The plotting Library consists primarily of 3 main manager classes:
- PlottingManager - This controls the high level stuff. It deals with application level options, command line options, and holds references to the other managers. This is the main class you should interact with on the user level.
-
InputManager - This deals with the details of how input files (the outputs of the fitters) should be read and stored. This should be accessed via
<Plotting Manager Instance>.input(). -
StyleManager - This provides some helpful utilities for creating plots. This should be accessed via
<Plotting Manager Instance>.style().
In order to achieve a high level of flexibility, MaCh3s plotting library makes heavy use of config files so that the behavior of the code can be adapted easily to individual experiments without having to totally reinvent the wheel and rewrite large amounts of boilerplate code. In line with the rest of MaCh3, the plotting library uses YAML to specify its config files. Each of the manager classes above has a corresponding config file to control its functionality. The format of these config files are detailed below.

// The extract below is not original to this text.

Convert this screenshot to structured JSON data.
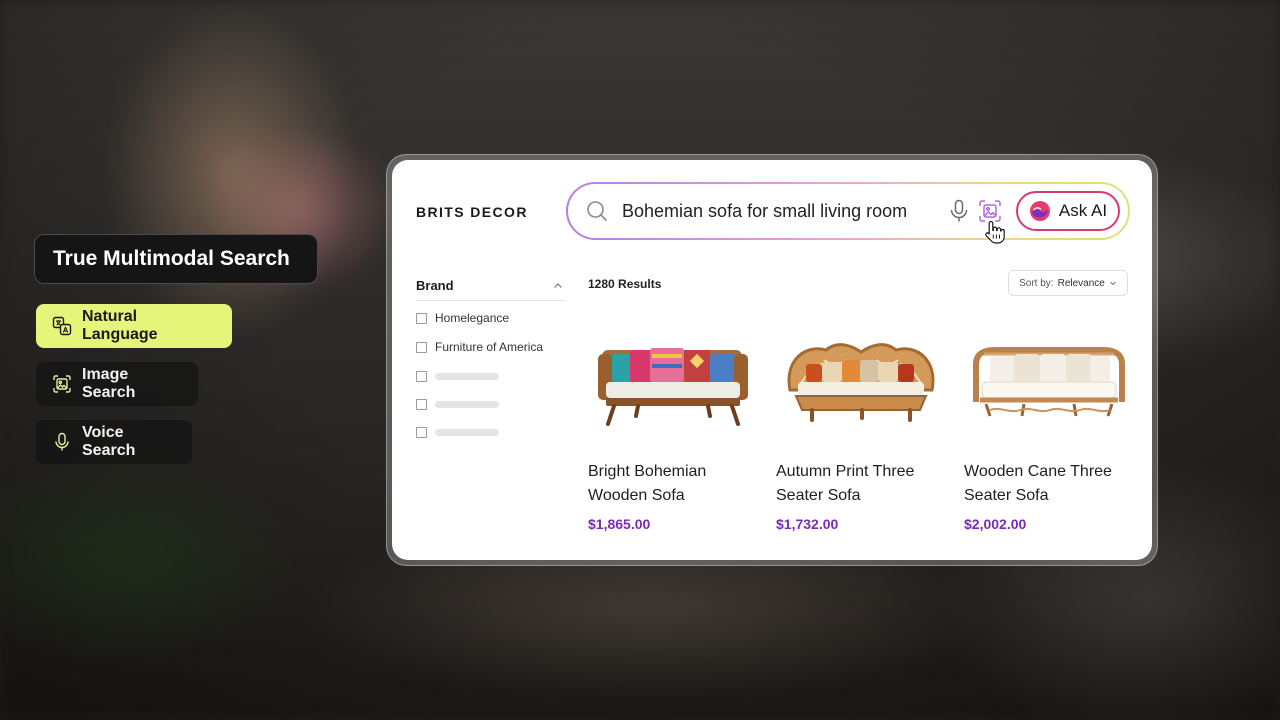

This is the highest level config file and corresponds to the behavior of the Plotting Manager. It should be used to control high level variables like where to find other config files and various options for the plotting applications. This config acts as a sort of fixed reference point for the plotting library and so it's location is semi-hardcoded using the $MACH3 environment variable. In your experiment specific MaCh3 repository which is built against this MaCh3 core repository, you should define a plotting directory which contains the config file "PlottingConfig.yaml":
{MACH3}/plotting/PlottingConfig.yaml
You can find an example of such a config in this repository here
The most important options are the ones under ManagerOptions:
ManagerOptions:
translationConfig: ""
styleConfig: ""
These tell the plotting manager where to find the other config files that are needed. translationConfig tells the manager where to find the translation config and styleConfig where to find the style config. These should be paths relative to the MACH3 environment variable e.g. if your MaCh3 directory contained your configs in a subdirectory called Cool-Configs then it would look something like:
${MaCh3}/..
${MaCh3}/Cool-Configs/Cool-Translation-Config.yaml
${MaCh3}/Cool-Configs/Cool-Style-Config.yaml
${MaCh3}/..
and your config options would look like:
ManagerOptions:
translationConfig: "Cool-Configs/Cool-Translation-Config.yaml"
styleConfig: "Cool-Configs/Cool-Style-Config.yaml"
If the options are left blank as they are above then when running the plotting code they will default to
translationConfig: "${MACH3}/plotting/universalTranslator.yaml"
styleConfig: "${MACH3}/plotting/StyleConfig.yaml"
Additionally, this config file contains options specific to each of the applications described below. They are described in more detail in that section but the general pattern they follow is
{ApplicationName}:
{Option1}: <value>
{Option2}: <value>
...
This config defines the behaviour of the InputManager. It is used to define the output format of files from different fitters, and the parameters and samples that exist within the analysis, and what they are called in different fitters. This means that you can easily plot and compare files from different fitters without having to worry about the nitty gritty details of how to read from each specific file type and can focus on making beautiful plots! The components which are defined in this config are described below and you can find an example of such a config here.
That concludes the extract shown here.